The goal of the program is to address what Sutton contended was the root cause of homelessness - loss of income.

"The solution to ending homelessness is to increase incomes and or lower their housing costs. To put a finer point on it, homelessness is not a mental health problem," Sutton said, going on to say that mental health and substance use are risk factors for homelessness, but that research shows loss of income is the single biggest factor.
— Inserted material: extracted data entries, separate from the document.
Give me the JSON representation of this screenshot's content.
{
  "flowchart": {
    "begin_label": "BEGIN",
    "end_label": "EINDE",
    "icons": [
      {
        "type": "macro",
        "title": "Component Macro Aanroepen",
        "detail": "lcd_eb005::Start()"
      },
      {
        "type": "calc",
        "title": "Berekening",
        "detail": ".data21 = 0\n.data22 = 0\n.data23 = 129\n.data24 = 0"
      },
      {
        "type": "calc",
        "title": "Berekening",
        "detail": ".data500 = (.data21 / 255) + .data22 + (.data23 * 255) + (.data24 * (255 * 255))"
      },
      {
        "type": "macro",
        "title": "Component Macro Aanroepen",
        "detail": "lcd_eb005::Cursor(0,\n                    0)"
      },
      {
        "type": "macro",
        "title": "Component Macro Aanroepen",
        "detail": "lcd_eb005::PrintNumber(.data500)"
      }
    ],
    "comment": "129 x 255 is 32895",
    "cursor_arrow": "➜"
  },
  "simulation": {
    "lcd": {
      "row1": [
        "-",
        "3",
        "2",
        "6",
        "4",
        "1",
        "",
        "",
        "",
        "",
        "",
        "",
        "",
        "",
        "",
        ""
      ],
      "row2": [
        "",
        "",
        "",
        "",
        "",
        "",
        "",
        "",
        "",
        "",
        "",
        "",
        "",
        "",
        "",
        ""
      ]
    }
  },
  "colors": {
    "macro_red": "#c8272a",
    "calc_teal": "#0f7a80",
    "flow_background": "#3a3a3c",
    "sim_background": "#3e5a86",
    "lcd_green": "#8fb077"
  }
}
The approach of giving money directly to people who are experiencing homelessness is modeled after successful programs in other cities. The Philadelphia Housing Development Corporation's program provides money directly to program participants ensuring they don't pay more than 30% of their income toward housing.

"There's been no increase in what are called temptation goods spending, so things like alcohol, illegal substances, gambling, et cetera," said Sutton about the program in Philadelphia.

Sutton said people instead spent money on things like rent, transportation, healthcare, and hygiene in programs in other cities.

The city also addressed the narrative that people in these situations who are offered help won't take it, saying that 95% of people living in homeless camps said yes to this housing when it was offered in other cities.

Raleigh's pilot program will allocate $3,01 million to direct housing assistance, split between the administrative costs such as hiring case managers and the money given directly to program participants, and $1,990,000 to affordable housing unit repairs.

Sutton said this program provides a three-pronged approach: direct housing assistance, homelessness system support, and coordinated community response.

The program was passed unanimously by the City Council on Tuesday.